#### **Q1**

Suppose a new CPU has 70% of the capacitive load of the previous generation, 15% voltage reduction, and 20% slower clock. How much power reduction the new CPU brings compared to the old generation?

Q2
The following measurements have been made using a simulator for a design. What is the design's CPI?

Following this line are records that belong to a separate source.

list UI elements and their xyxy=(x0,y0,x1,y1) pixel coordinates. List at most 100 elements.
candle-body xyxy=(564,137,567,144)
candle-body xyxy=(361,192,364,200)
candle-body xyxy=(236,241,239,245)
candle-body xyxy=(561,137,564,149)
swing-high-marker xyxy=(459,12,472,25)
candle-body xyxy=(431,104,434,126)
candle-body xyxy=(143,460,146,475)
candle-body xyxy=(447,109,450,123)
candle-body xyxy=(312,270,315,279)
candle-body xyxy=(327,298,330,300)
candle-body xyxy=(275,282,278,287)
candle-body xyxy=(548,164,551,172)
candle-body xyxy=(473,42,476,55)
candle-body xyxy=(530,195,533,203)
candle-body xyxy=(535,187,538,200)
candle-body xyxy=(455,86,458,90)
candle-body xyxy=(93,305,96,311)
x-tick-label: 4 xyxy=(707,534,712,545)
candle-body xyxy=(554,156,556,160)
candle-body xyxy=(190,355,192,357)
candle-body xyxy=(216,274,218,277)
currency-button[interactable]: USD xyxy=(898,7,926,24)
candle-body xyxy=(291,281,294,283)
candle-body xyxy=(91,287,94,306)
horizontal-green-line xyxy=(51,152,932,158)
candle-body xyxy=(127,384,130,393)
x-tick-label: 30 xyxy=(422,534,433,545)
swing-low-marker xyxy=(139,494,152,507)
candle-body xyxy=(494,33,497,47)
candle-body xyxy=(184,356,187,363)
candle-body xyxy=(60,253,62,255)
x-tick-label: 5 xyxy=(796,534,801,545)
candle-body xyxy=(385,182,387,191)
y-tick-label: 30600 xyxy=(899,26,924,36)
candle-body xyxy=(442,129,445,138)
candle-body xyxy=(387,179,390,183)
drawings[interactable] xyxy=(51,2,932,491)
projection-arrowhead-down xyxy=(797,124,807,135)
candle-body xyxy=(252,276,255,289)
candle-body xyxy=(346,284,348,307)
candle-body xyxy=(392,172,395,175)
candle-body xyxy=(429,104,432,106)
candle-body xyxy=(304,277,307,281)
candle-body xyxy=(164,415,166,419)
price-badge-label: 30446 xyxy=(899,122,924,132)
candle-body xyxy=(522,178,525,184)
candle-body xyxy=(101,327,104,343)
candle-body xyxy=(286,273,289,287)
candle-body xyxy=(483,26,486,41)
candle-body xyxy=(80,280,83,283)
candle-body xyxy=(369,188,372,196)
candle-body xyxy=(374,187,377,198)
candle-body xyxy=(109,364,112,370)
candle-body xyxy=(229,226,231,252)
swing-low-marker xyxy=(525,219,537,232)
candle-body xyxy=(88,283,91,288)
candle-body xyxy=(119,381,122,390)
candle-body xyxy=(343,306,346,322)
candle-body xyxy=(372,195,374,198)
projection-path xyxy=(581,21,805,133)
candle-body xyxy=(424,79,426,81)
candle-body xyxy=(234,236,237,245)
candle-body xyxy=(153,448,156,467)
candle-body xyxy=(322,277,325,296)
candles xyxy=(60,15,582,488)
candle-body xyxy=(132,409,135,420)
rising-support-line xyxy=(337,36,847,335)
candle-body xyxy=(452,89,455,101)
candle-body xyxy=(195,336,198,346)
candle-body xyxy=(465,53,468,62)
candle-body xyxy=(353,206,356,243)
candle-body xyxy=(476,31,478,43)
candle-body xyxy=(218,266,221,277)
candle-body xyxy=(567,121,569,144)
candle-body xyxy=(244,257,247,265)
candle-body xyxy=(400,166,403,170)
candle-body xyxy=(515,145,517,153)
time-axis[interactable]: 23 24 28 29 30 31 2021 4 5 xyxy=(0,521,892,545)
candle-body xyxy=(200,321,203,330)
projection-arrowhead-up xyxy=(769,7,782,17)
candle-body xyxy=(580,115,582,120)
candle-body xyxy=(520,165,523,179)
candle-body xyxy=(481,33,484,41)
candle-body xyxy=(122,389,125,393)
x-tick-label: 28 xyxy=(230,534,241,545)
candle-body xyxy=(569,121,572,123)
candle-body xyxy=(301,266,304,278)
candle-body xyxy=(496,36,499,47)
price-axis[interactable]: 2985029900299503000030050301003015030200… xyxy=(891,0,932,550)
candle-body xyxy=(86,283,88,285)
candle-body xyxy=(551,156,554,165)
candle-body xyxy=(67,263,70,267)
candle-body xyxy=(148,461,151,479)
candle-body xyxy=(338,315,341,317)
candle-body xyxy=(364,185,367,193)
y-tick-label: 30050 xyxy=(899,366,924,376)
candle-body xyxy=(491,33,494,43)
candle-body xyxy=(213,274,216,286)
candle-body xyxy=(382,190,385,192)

| Instruction class | CPI | Frequency |  |
|-------------------|-----|-----------|--|
| ALU               | 1   | 40%       |  |
| Load              | 4   | 30%       |  |
| Branches          | 2   | 20%       |  |
| Stores            | 3   | 10%       |  |

# Q3

Using the measurements in Question 2, how much faster would the machine be if a better data cache could reduce the loads and stores by one cycle each?

## **Q4**

Write the MIPS assembly code that creates the 32-bit constant

0001 0000 0000 0010 0100 1001 0010 0100, and stores it in register \$r1.

#### **Q5**

Suppose that we build a 32-bit ripple-carry adder from 32 1-bit full adders. The delay from the input to carry out of a

1-bit full adder is 1 cycle. And, the delay from input to result of the 1-bit full adder is 2cycles. What's the delay of this 32-bit ripple-carry adder from input to the result?

### Q6

How many adders do we need to build a 64-bit faster multiplier by using a parallel tree? (32-bit input and 64-bit output)

#### **Q7**

For the following C statement, please give the corresponding MIPS assembly code (assume that the variables f, g, h and i are given and could be considered 32-bit integer as declared in a C program.) Use a minimal number of MIPS assembly instructions.

$$F = g + (h - 5);$$

## Q8

In this question, we examine how resource hazards, control hazards, and Instruction Set Architecture (ISA) design can affect pipelined execution. Problems in this exercise refer to the following fragment of MIPS code:

sw r16, 12(r6)

lw r16, 8(r6)

beg r5, r4, Label //Assume r5!=r4

add r5, r1, r4

slt r5, r15, r4

Assume that individual pipeline stages have the following latencies:

| IF    | ID    | EX    | MEM   | WB   |
|-------|-------|-------|-------|------|
| 150ps | 100ps | 120ps | 140ps | 80ps |

Assume that all branches are perfectly predicted (effectively eliminating all control hazards) and that no delay slots are used. If we only have one memory (for both instruction and data), there is a structural hazard every time we need to fetch an instruction in the same cycle in which another instruction accesses data. To guarantee "forward progress", this hazard must always be resolved in favor of the instruction that accesses data. What is the total execution time of this instruction sequence in the 5-stage pipeline that only has one memory?

#### Q9

Using the latencies and the assembly code in the last question. In this question, let us continue to assume that all branches are perfectly predicted (this eliminates all control hazards) and that no delay slots are used. If we change load/store instructions to use a register (without an offset) as the address, these instructions no longer need to use the ALU. As a result, MEM and EX stages can be overlapped and the pipeline has only 4 stages. Change this code to accommodate this changed ISA. Assuming this change does not affect clock cycle time, what speedup is achieved in this instruction sequence?

# **Q10**

For the following repeating pattern (e.g., in a loop) of branch outcomes:

N, N, N, T, N, T, T, T, T, N, T, N, T, N, T

- a. What is the accuracy of always-taken and always-not-taken predictors for this sequence of branch outcomes?
- b. What is the accuracy of a one-bit predictor assuming the predictor starts off in the predict-taken state. What is the accuracy of this predictor if this pattern repeats forever?
- c. What is the accuracy of a two-bit dynamic branch predictor assuming that the predictor starts off in the weakly predict-not-taken state? What is the accuracy of this predictor if this pattern is repeated forever?